Under the governor's plan, $75 million would be redirected to community-based programs for young people who run into trouble with the law over the next two years. Another $38 million would go to improving medical, mental health and other services for youth remaining in state facilities.

Advocates for young people in New York City say they support reinvesting funding into community programs. "We're cautiously optimistic," says Avery Irons, Director of Youth Justice Programs at the Children's Defense Fund, New York. "We're hopeful that other cuts to children's services will not undermine efforts to keep kids on the right path."

Governor Cuomo has made juvenile justice reform a signature issue of his administration, capping off his January State of the State address by describing New York's overreliance on juvenile lockups as a violation of young people's civil rights, and promising to end the practice of keeping juvenile facilities open in the interest of preserving jobs. "An incarceration program is not an employment program," he said.

MONEY FOR ALTERNATIVES

Over the past several years, consensus among New York City and State policymakers has shifted toward keeping kids out of state-run lockups, which investigators from the US Department of Justice on down have condemned as dangerous, violent and counterproductive. Since 2006, the city has invested in a large-scale effort to expand and support community-based programs for kids who get arrested or end up in court, providing them with supervision while keeping them near their families and providing services like counseling and job training. (See the Center for New York City Affairs 2009 report: A Need for Correction: Reforming New York's Juvenile Justice System.)

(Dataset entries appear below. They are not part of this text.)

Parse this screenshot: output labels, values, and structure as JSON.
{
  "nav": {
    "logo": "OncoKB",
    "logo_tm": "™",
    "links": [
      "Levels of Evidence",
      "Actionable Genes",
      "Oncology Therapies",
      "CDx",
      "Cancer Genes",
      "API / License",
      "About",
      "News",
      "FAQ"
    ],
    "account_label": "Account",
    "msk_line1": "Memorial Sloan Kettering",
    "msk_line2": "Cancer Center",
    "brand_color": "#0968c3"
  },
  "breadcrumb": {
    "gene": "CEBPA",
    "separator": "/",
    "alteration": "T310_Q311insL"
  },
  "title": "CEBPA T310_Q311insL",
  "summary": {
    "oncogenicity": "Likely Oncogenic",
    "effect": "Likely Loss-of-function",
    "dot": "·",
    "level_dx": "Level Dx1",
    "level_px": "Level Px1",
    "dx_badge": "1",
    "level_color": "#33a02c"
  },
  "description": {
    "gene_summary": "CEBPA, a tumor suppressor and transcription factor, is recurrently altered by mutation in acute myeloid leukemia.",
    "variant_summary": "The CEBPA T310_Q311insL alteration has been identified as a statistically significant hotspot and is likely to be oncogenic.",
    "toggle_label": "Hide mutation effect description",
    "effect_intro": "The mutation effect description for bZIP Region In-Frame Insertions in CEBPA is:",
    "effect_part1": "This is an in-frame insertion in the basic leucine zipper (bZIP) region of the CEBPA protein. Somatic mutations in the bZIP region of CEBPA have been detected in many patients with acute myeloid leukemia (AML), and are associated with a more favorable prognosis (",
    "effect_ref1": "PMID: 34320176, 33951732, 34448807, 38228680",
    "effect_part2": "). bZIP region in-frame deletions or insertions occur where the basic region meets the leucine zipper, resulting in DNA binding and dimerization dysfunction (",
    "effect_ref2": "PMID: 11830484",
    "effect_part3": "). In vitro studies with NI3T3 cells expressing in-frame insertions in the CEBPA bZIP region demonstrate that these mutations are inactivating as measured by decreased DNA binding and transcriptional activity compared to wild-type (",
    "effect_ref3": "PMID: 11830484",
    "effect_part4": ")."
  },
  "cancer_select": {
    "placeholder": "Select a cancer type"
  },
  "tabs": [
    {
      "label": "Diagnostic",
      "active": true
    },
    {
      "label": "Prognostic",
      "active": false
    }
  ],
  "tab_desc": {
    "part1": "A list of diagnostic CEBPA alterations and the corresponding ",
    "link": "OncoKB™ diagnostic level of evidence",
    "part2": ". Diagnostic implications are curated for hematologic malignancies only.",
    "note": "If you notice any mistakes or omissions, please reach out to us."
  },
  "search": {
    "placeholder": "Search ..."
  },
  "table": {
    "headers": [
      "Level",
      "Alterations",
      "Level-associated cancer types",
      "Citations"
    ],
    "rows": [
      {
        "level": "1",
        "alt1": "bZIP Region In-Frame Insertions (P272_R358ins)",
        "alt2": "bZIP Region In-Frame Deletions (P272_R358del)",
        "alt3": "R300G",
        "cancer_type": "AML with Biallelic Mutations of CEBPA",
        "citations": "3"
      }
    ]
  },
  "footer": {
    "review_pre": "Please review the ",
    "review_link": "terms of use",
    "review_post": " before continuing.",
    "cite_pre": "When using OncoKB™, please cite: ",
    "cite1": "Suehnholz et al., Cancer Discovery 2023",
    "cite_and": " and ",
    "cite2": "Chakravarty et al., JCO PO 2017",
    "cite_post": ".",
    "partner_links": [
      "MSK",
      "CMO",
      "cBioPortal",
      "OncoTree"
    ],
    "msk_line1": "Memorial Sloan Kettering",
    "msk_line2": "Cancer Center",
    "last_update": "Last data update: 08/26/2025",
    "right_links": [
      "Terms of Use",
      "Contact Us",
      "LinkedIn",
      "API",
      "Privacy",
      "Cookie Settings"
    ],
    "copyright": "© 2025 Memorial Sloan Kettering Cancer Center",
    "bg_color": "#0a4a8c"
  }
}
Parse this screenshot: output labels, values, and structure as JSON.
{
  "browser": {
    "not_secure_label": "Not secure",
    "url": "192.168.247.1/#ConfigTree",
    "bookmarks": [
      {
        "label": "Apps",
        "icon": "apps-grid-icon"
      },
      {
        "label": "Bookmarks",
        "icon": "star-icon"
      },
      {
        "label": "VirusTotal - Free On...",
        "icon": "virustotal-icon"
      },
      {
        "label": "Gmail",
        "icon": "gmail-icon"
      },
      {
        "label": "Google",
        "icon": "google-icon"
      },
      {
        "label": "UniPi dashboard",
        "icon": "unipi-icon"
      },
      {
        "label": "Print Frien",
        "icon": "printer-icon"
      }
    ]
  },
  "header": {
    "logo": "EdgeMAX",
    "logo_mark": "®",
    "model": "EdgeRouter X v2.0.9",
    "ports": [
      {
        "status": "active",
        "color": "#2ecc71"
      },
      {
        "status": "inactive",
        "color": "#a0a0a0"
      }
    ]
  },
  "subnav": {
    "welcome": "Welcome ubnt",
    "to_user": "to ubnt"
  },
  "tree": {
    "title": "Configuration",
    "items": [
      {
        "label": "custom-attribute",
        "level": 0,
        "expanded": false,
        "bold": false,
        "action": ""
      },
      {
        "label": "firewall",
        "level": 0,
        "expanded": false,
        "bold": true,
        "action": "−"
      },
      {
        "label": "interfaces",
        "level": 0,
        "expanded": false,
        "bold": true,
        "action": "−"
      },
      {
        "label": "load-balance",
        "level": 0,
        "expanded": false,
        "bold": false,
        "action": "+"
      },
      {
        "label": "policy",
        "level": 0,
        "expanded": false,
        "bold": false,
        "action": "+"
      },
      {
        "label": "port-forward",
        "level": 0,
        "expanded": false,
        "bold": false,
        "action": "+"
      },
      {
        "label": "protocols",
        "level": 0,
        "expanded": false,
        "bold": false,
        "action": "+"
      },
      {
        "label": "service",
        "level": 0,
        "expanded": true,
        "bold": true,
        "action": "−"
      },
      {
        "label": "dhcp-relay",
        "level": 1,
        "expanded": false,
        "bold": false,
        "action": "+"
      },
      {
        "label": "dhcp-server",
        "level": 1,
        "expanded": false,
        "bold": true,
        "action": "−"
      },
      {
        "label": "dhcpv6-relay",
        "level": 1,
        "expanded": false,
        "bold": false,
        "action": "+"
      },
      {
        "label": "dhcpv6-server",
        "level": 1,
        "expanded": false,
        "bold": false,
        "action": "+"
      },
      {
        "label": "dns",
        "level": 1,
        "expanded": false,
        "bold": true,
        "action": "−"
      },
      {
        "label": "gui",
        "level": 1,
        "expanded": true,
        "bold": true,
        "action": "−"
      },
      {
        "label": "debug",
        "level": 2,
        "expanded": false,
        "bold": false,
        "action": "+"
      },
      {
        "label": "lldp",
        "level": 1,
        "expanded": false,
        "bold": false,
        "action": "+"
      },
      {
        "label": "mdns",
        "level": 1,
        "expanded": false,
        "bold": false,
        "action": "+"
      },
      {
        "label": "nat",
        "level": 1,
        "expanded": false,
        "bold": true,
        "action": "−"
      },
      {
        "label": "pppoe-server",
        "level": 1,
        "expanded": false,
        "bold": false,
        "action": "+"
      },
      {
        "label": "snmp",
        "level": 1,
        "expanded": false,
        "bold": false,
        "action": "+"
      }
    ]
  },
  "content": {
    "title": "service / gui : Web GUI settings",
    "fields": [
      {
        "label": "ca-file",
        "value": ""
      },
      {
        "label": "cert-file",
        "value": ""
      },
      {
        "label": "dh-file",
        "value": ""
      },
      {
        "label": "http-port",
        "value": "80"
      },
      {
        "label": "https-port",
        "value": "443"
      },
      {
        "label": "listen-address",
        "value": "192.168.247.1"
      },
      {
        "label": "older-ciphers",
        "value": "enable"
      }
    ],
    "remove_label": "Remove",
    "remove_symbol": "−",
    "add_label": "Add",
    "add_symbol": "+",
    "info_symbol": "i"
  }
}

City officials say their alternative programs are far more effective and less costly than incarcerating kids far from home, but they worry that it will be hard to maintain or expand the programs in the face of the city's deficit. Last year, the city's largest alternative program had to turn away more than 150 kids who may have been eligible for its services, since it lacked capacity to take them in.

Under the Governor's budget, the state would make $29 million available to local governments to invest in alternative community programs in the coming fiscal year (which begins in April, 2011), and $46 million in the following fiscal year.

Much of the money for those programs would be made available by restructuring the way the state reimburses counties for the cost of detaining young people who are awaiting court hearings or transfer to state lockups. Under the current system, the state pays 50 percent of the cost of running local detention centers. The governor's plan would put a cap on that money, a move he predicts will save $23 million in the coming fiscal year and $51 million in the next, and give counties a financial disincentive to hold low-risk youth in detention centers.

THE FIGHT IN THE LEGISLATURE

Now that the Governor has presented his plan for the budget, the battle over juvenile justice funding and reform will move to the state legislature. Last year, the Senate passed bills that would have accomplished much of what the Governor has proposed in his budget, reinvesting money from juvenile lockups to community services, and guaranteeing state reimbursement for alternative-to-incarceration programs. But the bills faced tough opposition, primarily from Republican legislators whose districts depend on juvenile justice facilities for jobs, and from the New York State Public Employees Federation, which represents employees at the state's juvenile facilities. Both bills died in the Assembly.

As of January of this year, there were 604 young people confined in state facilities, of which 375 were from New York City. Currently half the beds in the system are empty.

The Governor's budget provides $10 million economic development grants to areas impacted by closed facilities.